In 1983 she came back to Australia for a break and completed her Bachelor of Business. She also spent a year ‘renewing’ at the Pacific Mission Institute in Turramurra in Sydney where she studied missiology, as well as increasing her work experience in accountancy.
She then spent six months in Rome doing an FMM Institute course, preceeded by a pilgrimage to India where the FMM Institute was founded.  The course included a pilgrimage to France where the FMM foundress was born.
Following this Maureen was asked to go to East Africa, where there was a great need for missionaries.
She arrived in Kenya in 1989 where she joined three other FMM sisters in an international community at Karaba in Murang’a Diocese.

Again she worked with teachers, youth groups and assisted general community development within the Diocese.
“The women’s groups were just fantastic. I remember one day they were installing water tanks … cementing them in … and we had mass in the midst of this.
“The leadership training of these self-help groups was so life-giving. It gave confidence to women and young people to go out and do things for themselves.”
Maureen worked at Karaba for six years. “It was a privilege to be doing it. It was very holistic, very bottom up and deeply spiritual.”
In 1995 she took up her calling in Addis Ababa in Ethiopia where she spent three years as general co-ordinator of a vicariate and prefecture in the country’s south-west. It was an “incredible experience” that involved a lot of travelling.

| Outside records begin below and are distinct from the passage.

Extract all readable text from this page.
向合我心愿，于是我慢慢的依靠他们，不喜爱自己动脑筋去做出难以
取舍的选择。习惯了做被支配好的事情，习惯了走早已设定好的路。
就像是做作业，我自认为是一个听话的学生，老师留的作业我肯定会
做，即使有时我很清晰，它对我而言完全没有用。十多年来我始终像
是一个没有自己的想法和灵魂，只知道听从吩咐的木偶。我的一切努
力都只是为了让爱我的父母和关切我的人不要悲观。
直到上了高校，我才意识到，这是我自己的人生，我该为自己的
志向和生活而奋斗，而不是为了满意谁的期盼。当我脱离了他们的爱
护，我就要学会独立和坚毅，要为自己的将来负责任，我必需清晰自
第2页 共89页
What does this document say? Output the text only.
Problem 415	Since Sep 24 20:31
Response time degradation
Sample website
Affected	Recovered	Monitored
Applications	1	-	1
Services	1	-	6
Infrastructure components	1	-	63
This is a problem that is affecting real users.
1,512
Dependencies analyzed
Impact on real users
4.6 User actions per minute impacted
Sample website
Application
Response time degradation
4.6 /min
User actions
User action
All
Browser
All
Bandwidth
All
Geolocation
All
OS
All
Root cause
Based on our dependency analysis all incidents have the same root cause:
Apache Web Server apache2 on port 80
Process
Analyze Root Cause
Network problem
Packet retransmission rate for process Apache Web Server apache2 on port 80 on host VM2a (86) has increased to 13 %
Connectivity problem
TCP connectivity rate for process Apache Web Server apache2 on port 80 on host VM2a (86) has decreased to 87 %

Six years in Kenya was 'deeply spiritual'

Maureen co-ordinated all aspects of the work of the Vicariate and prefecture other than the strictly pastoral – health, education, finances, community development and infrastructure development.
In Addis Ababa she worked with young accountant Biruktawit Zekarrias, who even then expressed a strong desire to work in Australia.
Maureen said people who lived in the most remote areas were the more self-reliant.
One community she visited was accessible only on horseback – she remembers arriving on a mule and being greeted with flowers.
“I got so much more from them than I could ever share,” she said.
“It seemed that the poorer the people were, the more care they had for each other.
“In PNG we had a house built of bush materials but this was a palace compared to what these people had.
“Sometimes I would fly into places and people would bring you food and they would give you the best of what they had.”
In November 1997 Maureen visited Australia and realised she was needed at home. Her father, at 82, was ill and still running his own business.
She worked with him for a year, helping him to hand over the business to her sister and nephew, and move to a retirement village.
In October 1998 Maureen began working at Catholic Mission as an accountant in our national office in Sydney. Maureen had seen the ad for job in a parish bulletin and thought it would give her the opportunity to meld both her business and missionary experience.

Sister Maureen (front, right) with her friends in Ethiopia
She remains in the job eight years later. “I still feel in touch with my roots and somehow it makes the whole experience more meaningful. It is still in touch with  mission. It is helping something that is real to happen.”
Maureen was thrilled that during 2006 her Ethiopian friend and fellow accountant Biruktawit was finally able to join her. She now works as assistant accountant at Catholic Mission.
“Biruk might be my greatest contribution to Catholic Mission,” Maureen says with characteristic modesty.
Maureen’s motivation throughout her many roles in life has been to help others. “I’ve always wanted to be in a position to make things happen for others …for them to realise their dream. To help people to come to a fullness of life.
“I am very happy to be where I am and I am also open to what may happen. I have found all the way through my life that one thing always leads to another.”